Liebe Leserinnen und Leser,
diesen Beitrag möchte ich mit einem Zitat von unserem Facebook-Auftritt eröffnen: „Mir alles egal. Ich mag den Trubel nicht und für Regattasport habe ich nichts über, fasziniert mich einfach nicht. Wir segeln, um zu relaxen, damit wir irgendwie einen mentalen Ausgleich zur Arbeitswoche haben. Da ist es mir restlos egal, wie viele Millisekunden ich zurückliege etc. Aber jeder, wie er will.“
Er stammt von Louis Buuh (evtl. ein Pseudonym) und ist eine Reaktion auf die YACHT-Woche meines Kollegen Max Gasser, der über die Kieler Woche schrieb. Ich habe so etwas schon öfter gehört oder gelesen, kurz zusammengefasst: „Mit Regatta hab ich nichts am Hut.“
Da denke ich immer: “Woher kommt diese strikte Ablehnung? Haben solche Menschen schlechte Erfahrungen gemacht, je eine Regatta gesegelt oder überhaupt etwas mit Sport am Hut?”
Klar gilt auch hier der letzte Satz von Buuh: „Jeder, wie er will“. Was mich dann aber wundert, ist der Umkehrschluss, der im Zitat steckt. Demnach wäre Regattieren nichts, um zu relaxen, und könne keinen mentalen Ausgleich zur Arbeitswoche bieten.
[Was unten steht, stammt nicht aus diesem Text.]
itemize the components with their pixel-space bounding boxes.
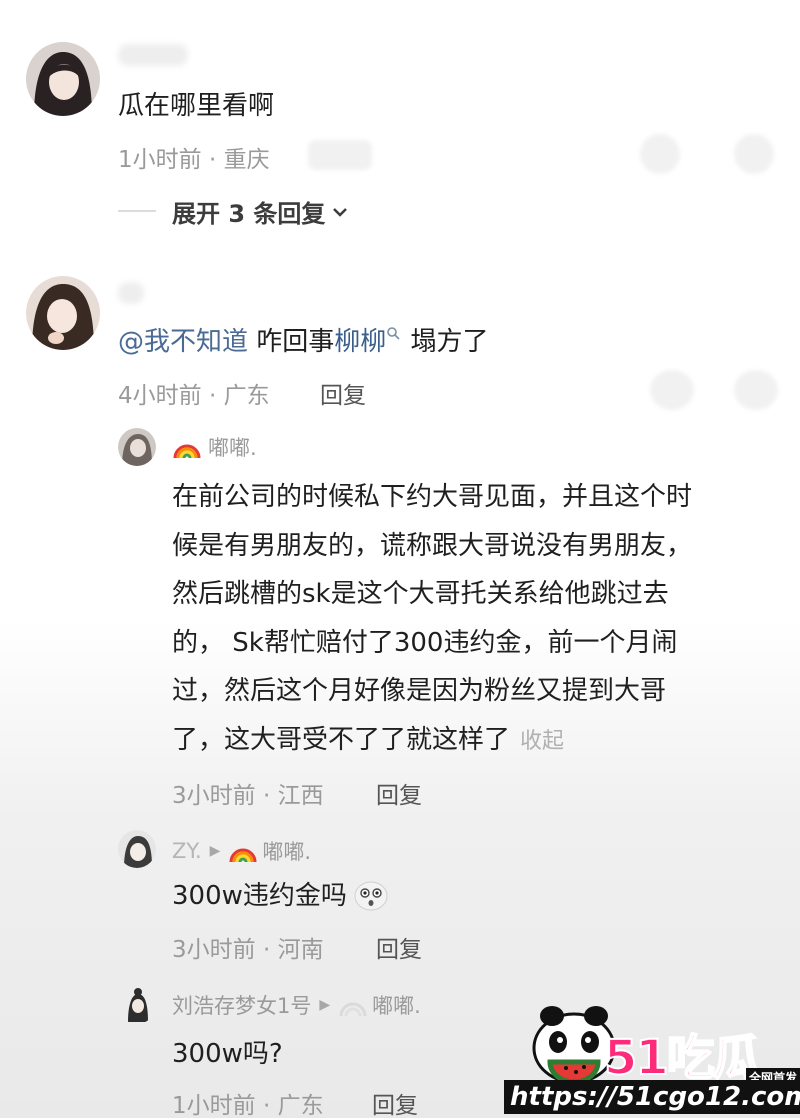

Dem möchte ich mal entschieden widersprechen und zugleich eine Lanze für den Regattasport brechen. Bei kaum einer anderen mir bekannten Tätigkeit wie dem Regattasegeln komme ich so gut von der Arbeitswoche runter. Im Eifer des „Gefechts“ bleibt einfach keine Muße, den Geist baumeln zu lassen, sodass er sich vielleicht doch wieder zu den Alltagsproblemen schlängelt.
Vom Kribbeln im Bauch vor dem Start, dem intensiven Beschäftigen mit dem Wind, dem Revier, den Gegnern, bis zur völligen Konzentration im dichten Beieinander auf der Bahn und vor allem bei den Tonnenrundungen; ich bin in diesen Stunden immer völlig weg, in einer anderen Welt. Dabei geht es gar nicht ums Gewinnen oder gar Millisekunden, es geht einfach darum, so gut wie möglich zu sein, sich und seine Crew zu fordern und, na klar, möglichst viele Kontrahenten hinter sich zu lassen. Allerdings nicht verbissen oder mit Erfolgsdruck.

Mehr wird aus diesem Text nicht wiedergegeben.